There’s a big asterisk to these results: There are simply more devices in circulatio­n that have Siri built in than any other assistant.

“I like Siri,” says Sabreyna Reese from Kansas City, Mo., who uses Siri to call people and text. “She does what I tell her to do.”

But for Tobias Nasgarde, a college student from Stockholm, studying in Los Angeles, he’s pretty much given up on Siri.

“My iPhone is Swedish, and sometimes she thinks I’m back home in Stockholm.”

Christina Brown, also from Kansas City, is happy with the results, but doesn’t turn to Siri too often.

“All she does is search, so why not just type it in myself ?”

In our SurveyMonk­ey survey, among reasons users gave for not using Siri, 13% said it was easier to just type, while 7% said she couldn’t translate the voice accurately.
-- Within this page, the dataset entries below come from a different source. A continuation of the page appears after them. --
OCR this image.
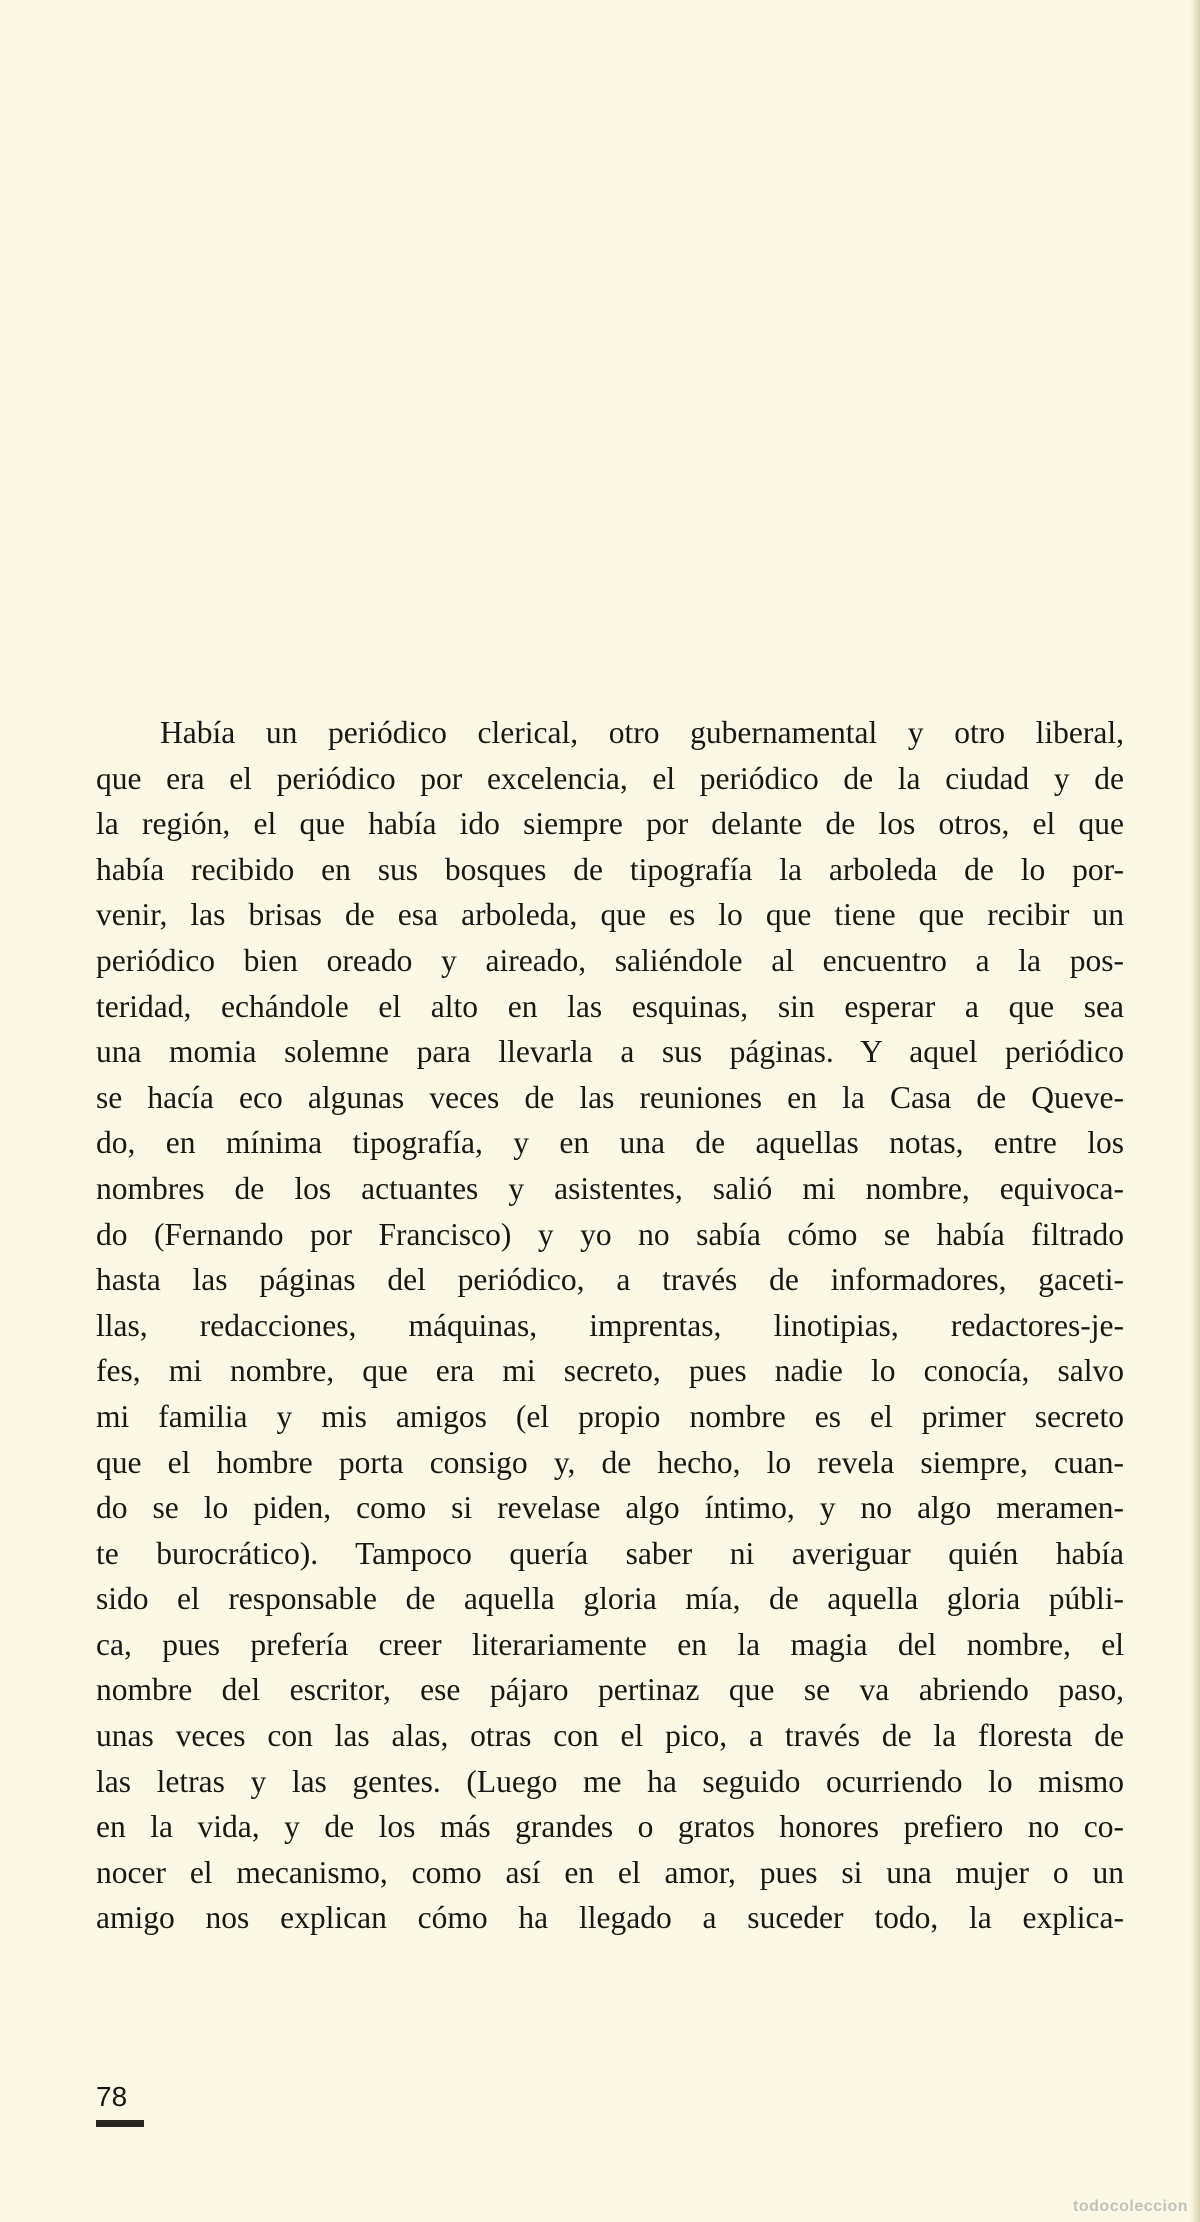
Había un periódico clerical, otro gubernamental y otro liberal,
que era el periódico por excelencia, el periódico de la ciudad y de
la región, el que había ido siempre por delante de los otros, el que
había recibido en sus bosques de tipografía la arboleda de lo por-
venir, las brisas de esa arboleda, que es lo que tiene que recibir un
periódico bien oreado y aireado, saliéndole al encuentro a la pos-
teridad, echándole el alto en las esquinas, sin esperar a que sea
una momia solemne para llevarla a sus páginas. Y aquel periódico
se hacía eco algunas veces de las reuniones en la Casa de Queve-
do, en mínima tipografía, y en una de aquellas notas, entre los
nombres de los actuantes y asistentes, salió mi nombre, equivoca-
do (Fernando por Francisco) y yo no sabía cómo se había filtrado
hasta las páginas del periódico, a través de informadores, gaceti-
llas, redacciones, máquinas, imprentas, linotipias, redactores-je-
fes, mi nombre, que era mi secreto, pues nadie lo conocía, salvo
mi familia y mis amigos (el propio nombre es el primer secreto
que el hombre porta consigo y, de hecho, lo revela siempre, cuan-
do se lo piden, como si revelase algo íntimo, y no algo meramen-
te burocrático). Tampoco quería saber ni averiguar quién había
sido el responsable de aquella gloria mía, de aquella gloria públi-
ca, pues prefería creer literariamente en la magia del nombre, el
nombre del escritor, ese pájaro pertinaz que se va abriendo paso,
unas veces con las alas, otras con el pico, a través de la floresta de
las letras y las gentes. (Luego me ha seguido ocurriendo lo mismo
en la vida, y de los más grandes o gratos honores prefiero no co-
nocer el mecanismo, como así en el amor, pues si una mujer o un
amigo nos explican cómo ha llegado a suceder todo, la explica-
78
todocoleccion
The majority — 56% — said they didn’t have a device that used it.

Apple’s challenge is to prove to consumers that voice search is useful and time-saving.

Many consumers told USA TODAY that Alexa does a better job of understand­ing them.

Creative Strategies president and Apple analyst Tim Bajarin chalks that up to hardware.

The Echo speakers have a better, larger built-in microphone than the internal iPhone mic, and most people give orders to her in a quiet room — their kitchen, as opposed to the phone, which is generally outside, he says.

Apple could solve that with its answer to Alexa this year with a talking speaker.

Gene Munster, who runs the Minneapoli­s-based Loup Ventures, says he believes consumers will be eager to buy.

“How people are interactin­g with machines is changing, from the mouse and keyboard to voice and gestures,” he says.